Grading Student Behavior Doesn’t Work

grading student behavior

I have heard of teachers grading student behavior. But I was thunderstruck when a parent informed me that a teacher was using the letters of the Hierarchy of Social Development to have students grade themselves.

When you ask children to grade themselves on their behavior, the inference is that this is necessary because they may behave irresponsibly. This, by itself, is contrary to the Discipline Without Stress model. Teachers should be positive and assume that students will act responsibly.

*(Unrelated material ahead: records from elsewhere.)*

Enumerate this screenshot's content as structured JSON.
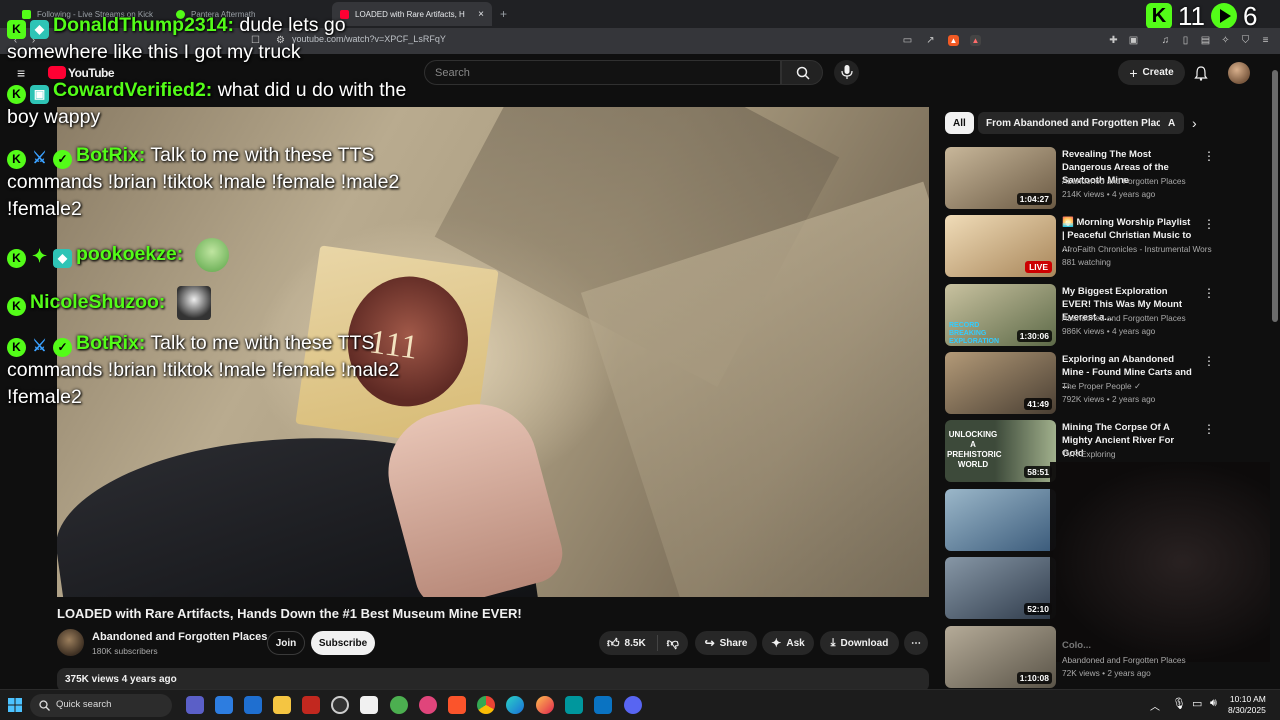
{
  "browser": {
    "tabs": [
      {
        "label": "Following - Live Streams on Kick",
        "color": "#53fc18"
      },
      {
        "label": "Pantera Aftermath",
        "color": "#53fc18"
      },
      {
        "label": "LOADED with Rare Artifacts, H",
        "color": "#ff0033"
      }
    ],
    "url": "youtube.com/watch?v=XPCF_LsRFqY"
  },
  "youtube": {
    "logo": "YouTube",
    "search_placeholder": "Search",
    "create_label": "Create"
  },
  "chat": [
    {
      "user": "DonaldThump2314:",
      "text": "dude lets go somewhere like this I got my truck",
      "user_color": "#53fc18"
    },
    {
      "user": "CowardVerified2:",
      "text": "what did u do with the boy wappy",
      "user_color": "#53fc18"
    },
    {
      "user": "BotRix:",
      "text": "Talk to me with these TTS commands !brian !tiktok !male !female !male2 !female2",
      "user_color": "#53fc18"
    },
    {
      "user": "pookoekze:",
      "text": "",
      "user_color": "#53fc18"
    },
    {
      "user": "NicoleShuzoo:",
      "text": "",
      "user_color": "#53fc18"
    },
    {
      "user": "BotRix:",
      "text": "Talk to me with these TTS commands !brian !tiktok !male !female !male2 !female2",
      "user_color": "#53fc18"
    }
  ],
  "kick_overlay": {
    "count1": "11",
    "count2": "6"
  },
  "video": {
    "title": "LOADED with Rare Artifacts, Hands Down the #1 Best Museum Mine EVER!",
    "channel": "Abandoned and Forgotten Places",
    "subscribers": "180K subscribers",
    "join_label": "Join",
    "subscribe_label": "Subscribe",
    "likes": "8.5K",
    "share_label": "Share",
    "ask_label": "Ask",
    "download_label": "Download",
    "views_line": "375K views  4 years ago",
    "card_number": "111"
  },
  "chips": [
    "All",
    "From Abandoned and Forgotten Places",
    "A"
  ],
  "recommendations": [
    {
      "title": "Revealing The Most Dangerous Areas of the Sawtooth Mine",
      "channel": "Abandoned and Forgotten Places",
      "meta": "214K views • 4 years ago",
      "duration": "1:04:27",
      "live": false,
      "c1": "#6b5a44",
      "c2": "#c8b79a"
    },
    {
      "title": "🌅 Morning Worship Playlist | Peaceful Christian Music to ...",
      "channel": "AfroFaith Chronicles - Instrumental Wors...",
      "meta": "881 watching",
      "duration": "LIVE",
      "live": true,
      "c1": "#a8865a",
      "c2": "#f0dcb8"
    },
    {
      "title": "My Biggest Exploration EVER! This Was My Mount Everest a...",
      "channel": "Abandoned and Forgotten Places",
      "meta": "986K views • 4 years ago",
      "duration": "1:30:06",
      "live": false,
      "c1": "#5d6a48",
      "c2": "#c9c2a0"
    },
    {
      "title": "Exploring an Abandoned Mine - Found Mine Carts and ...",
      "channel": "The Proper People ✓",
      "meta": "792K views • 2 years ago",
      "duration": "41:49",
      "live": false,
      "c1": "#4a3f33",
      "c2": "#b39a78"
    },
    {
      "title": "Mining The Corpse Of A Mighty Ancient River For Gold",
      "channel": "TVR Exploring",
      "meta": "",
      "duration": "58:51",
      "live": false,
      "c1": "#3d4a3a",
      "c2": "#a1b08c"
    },
    {
      "title": "",
      "channel": "",
      "meta": "",
      "duration": "",
      "live": false,
      "c1": "#3a5a7a",
      "c2": "#9bb7c9"
    },
    {
      "title": "",
      "channel": "",
      "meta": "",
      "duration": "52:10",
      "live": false,
      "c1": "#2e3a4a",
      "c2": "#8797a6"
    },
    {
      "title": "Colo...",
      "channel": "Abandoned and Forgotten Places",
      "meta": "72K views • 2 years ago",
      "duration": "1:10:08",
      "live": false,
      "c1": "#5a5448",
      "c2": "#b5ab98"
    }
  ],
  "overlay_text": {
    "unlock": "UNLOCKING A PREHISTORIC WORLD",
    "record": "RECORD BREAKING EXPLORATION"
  },
  "taskbar": {
    "search_label": "Quick search",
    "time": "10:10 AM",
    "date": "8/30/2025"
  }
}
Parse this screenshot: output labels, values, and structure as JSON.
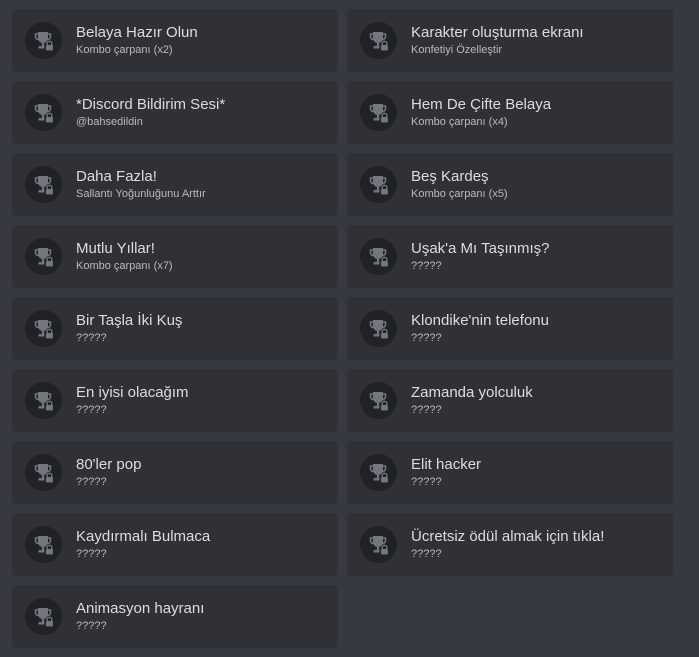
{
  "achievements": [
    {
      "title": "Belaya Hazır Olun",
      "subtitle": "Kombo çarpanı (x2)",
      "icon": "trophy-lock-icon"
    },
    {
      "title": "Karakter oluşturma ekranı",
      "subtitle": "Konfetiyi Özelleştir",
      "icon": "trophy-lock-icon"
    },
    {
      "title": "*Discord Bildirim Sesi*",
      "subtitle": "@bahsedildin",
      "icon": "trophy-lock-icon"
    },
    {
      "title": "Hem De Çifte Belaya",
      "subtitle": "Kombo çarpanı (x4)",
      "icon": "trophy-lock-icon"
    },
    {
      "title": "Daha Fazla!",
      "subtitle": "Sallantı Yoğunluğunu Arttır",
      "icon": "trophy-lock-icon"
    },
    {
      "title": "Beş Kardeş",
      "subtitle": "Kombo çarpanı (x5)",
      "icon": "trophy-lock-icon"
    },
    {
      "title": "Mutlu Yıllar!",
      "subtitle": "Kombo çarpanı (x7)",
      "icon": "trophy-lock-icon"
    },
    {
      "title": "Uşak'a Mı Taşınmış?",
      "subtitle": "?????",
      "icon": "trophy-lock-icon"
    },
    {
      "title": "Bir Taşla İki Kuş",
      "subtitle": "?????",
      "icon": "trophy-lock-icon"
    },
    {
      "title": "Klondike'nin telefonu",
      "subtitle": "?????",
      "icon": "trophy-lock-icon"
    },
    {
      "title": "En iyisi olacağım",
      "subtitle": "?????",
      "icon": "trophy-lock-icon"
    },
    {
      "title": "Zamanda yolculuk",
      "subtitle": "?????",
      "icon": "trophy-lock-icon"
    },
    {
      "title": "80'ler pop",
      "subtitle": "?????",
      "icon": "trophy-lock-icon"
    },
    {
      "title": "Elit hacker",
      "subtitle": "?????",
      "icon": "trophy-lock-icon"
    },
    {
      "title": "Kaydırmalı Bulmaca",
      "subtitle": "?????",
      "icon": "trophy-lock-icon"
    },
    {
      "title": "Ücretsiz ödül almak için tıkla!",
      "subtitle": "?????",
      "icon": "trophy-lock-icon"
    },
    {
      "title": "Animasyon hayranı",
      "subtitle": "?????",
      "icon": "trophy-lock-icon"
    }
  ],
  "colors": {
    "background": "#36393f",
    "card": "#2f3136",
    "icon_circle": "#202225",
    "icon_glyph": "#72767d",
    "title_text": "#dcddde",
    "subtitle_text": "#b9bbbe"
  }
}
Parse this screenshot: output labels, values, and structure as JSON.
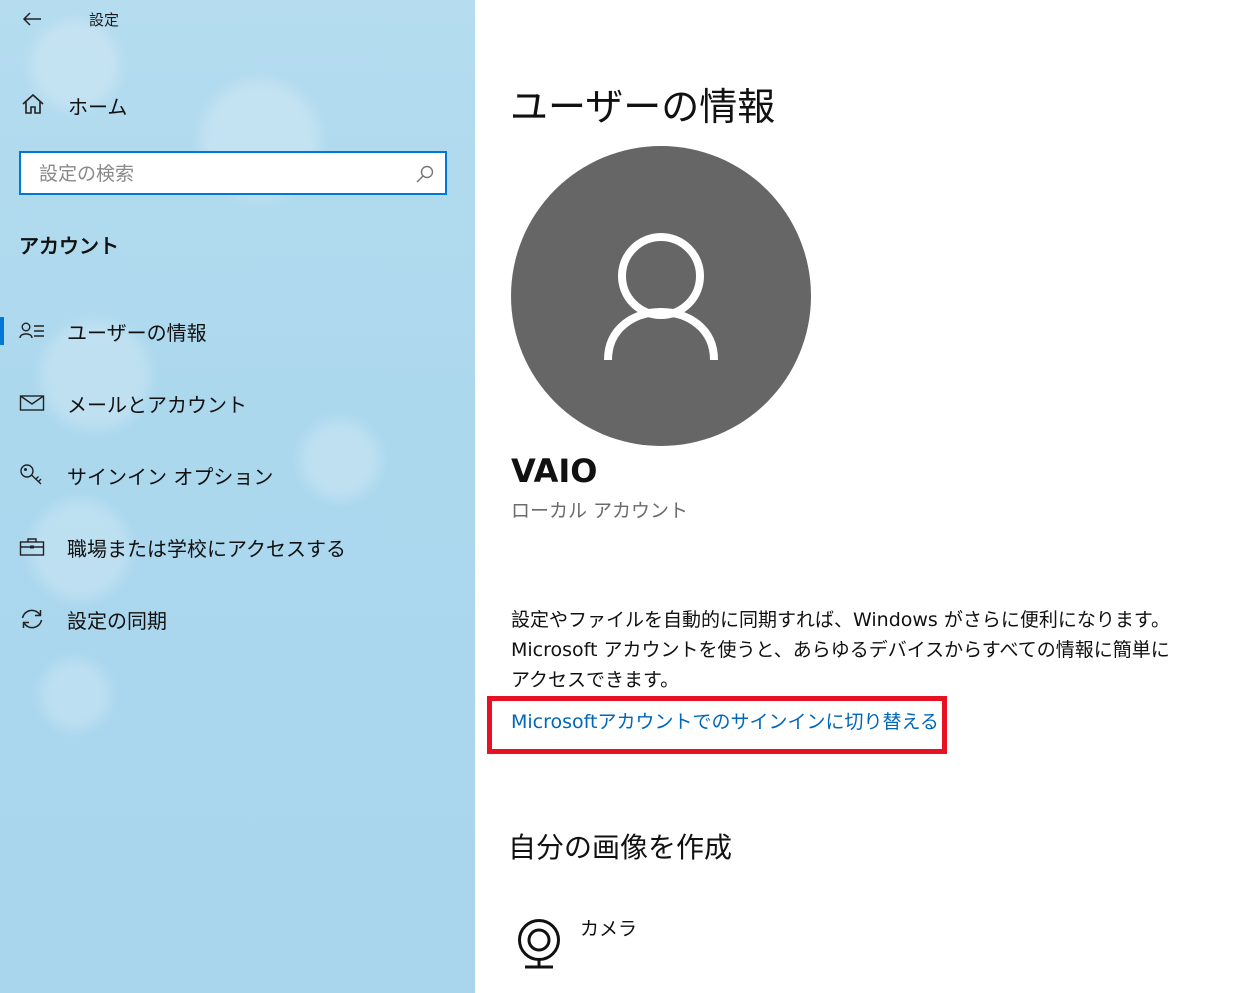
{
  "app": {
    "title": "設定"
  },
  "sidebar": {
    "home_label": "ホーム",
    "search": {
      "placeholder": "設定の検索",
      "value": ""
    },
    "section_title": "アカウント",
    "items": [
      {
        "label": "ユーザーの情報",
        "icon": "person-list-icon",
        "selected": true
      },
      {
        "label": "メールとアカウント",
        "icon": "mail-icon",
        "selected": false
      },
      {
        "label": "サインイン オプション",
        "icon": "key-icon",
        "selected": false
      },
      {
        "label": "職場または学校にアクセスする",
        "icon": "briefcase-icon",
        "selected": false
      },
      {
        "label": "設定の同期",
        "icon": "sync-icon",
        "selected": false
      }
    ]
  },
  "main": {
    "page_title": "ユーザーの情報",
    "user": {
      "name": "VAIO",
      "account_type": "ローカル アカウント"
    },
    "description": "設定やファイルを自動的に同期すれば、Windows がさらに便利になります。Microsoft アカウントを使うと、あらゆるデバイスからすべての情報に簡単にアクセスできます。",
    "switch_link": "Microsoftアカウントでのサインインに切り替える",
    "create_image_heading": "自分の画像を作成",
    "camera_label": "カメラ"
  },
  "colors": {
    "accent": "#0078d7",
    "link": "#0067b8",
    "highlight": "#e81123",
    "avatar_bg": "#666666",
    "sidebar_bg": "#acd8ee"
  }
}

The Perils of Grading Student Behavior

We all know that on a grading scale the letter “A” represents the highest. Unfortunately—AND WITH GREAT MISUNDERSTANDING OF THE LEVELS OF DEVELOPMENT—this teacher was asking students to grade their own behavior each day, with “D” being the highest and “A” being the lowest. No wonder the youngsters were confused!

NEVER ASK STUDENTS TO GRADE THEMSELVES USING THE LEVELS OF DEVELOPMENT, especially when it means sharing their self-assessed grade with another person.

It makes no sense to spend any effort differentiating irresponsible behavior as “A” or “B.” Both are unacceptable. Levels C and D are both acceptable, but the difference is in the MOTIVATION, not the behavior.

If the teacher asks a student to do something, the motivation is automatically level C. For example, if you ask a young person to pick up trash, that would be Level C MOTIVATION. The student complied, but you had to ask. However, if the child takes the initiative to pick up the trash without any outside influence, that would be level D MOTIVATION.

The behavior is identical; the motivation is different.

Reflection about Behavior versus Grading Student Behavior

Asking a young person to grade (in contrast to reflect upon) one’s motivation is simply NOT appropriate. Even adults cannot articulate and sometimes don’t really know their own motivation. (This is one reason that asking a youngster, “Why are you doing that?” is a poor question. In most instances the young person is incapable of articulating the motivation.)

It would be confusing for anyone of any age to SELF-ASSIGN A LETTER GRADE with “A” being the highest when on the Hierarchy of Social Development Level A (anarchy/chaos) is the lowest.

Hopefully, anyone who engages in such a process will stop it immediately. The Levels of Development is properly used to have young people REFLECT on the difference between doing something because of some external motivation (Level C) versus taking the initiative to do the right thing because it is the right thing to do (Level D).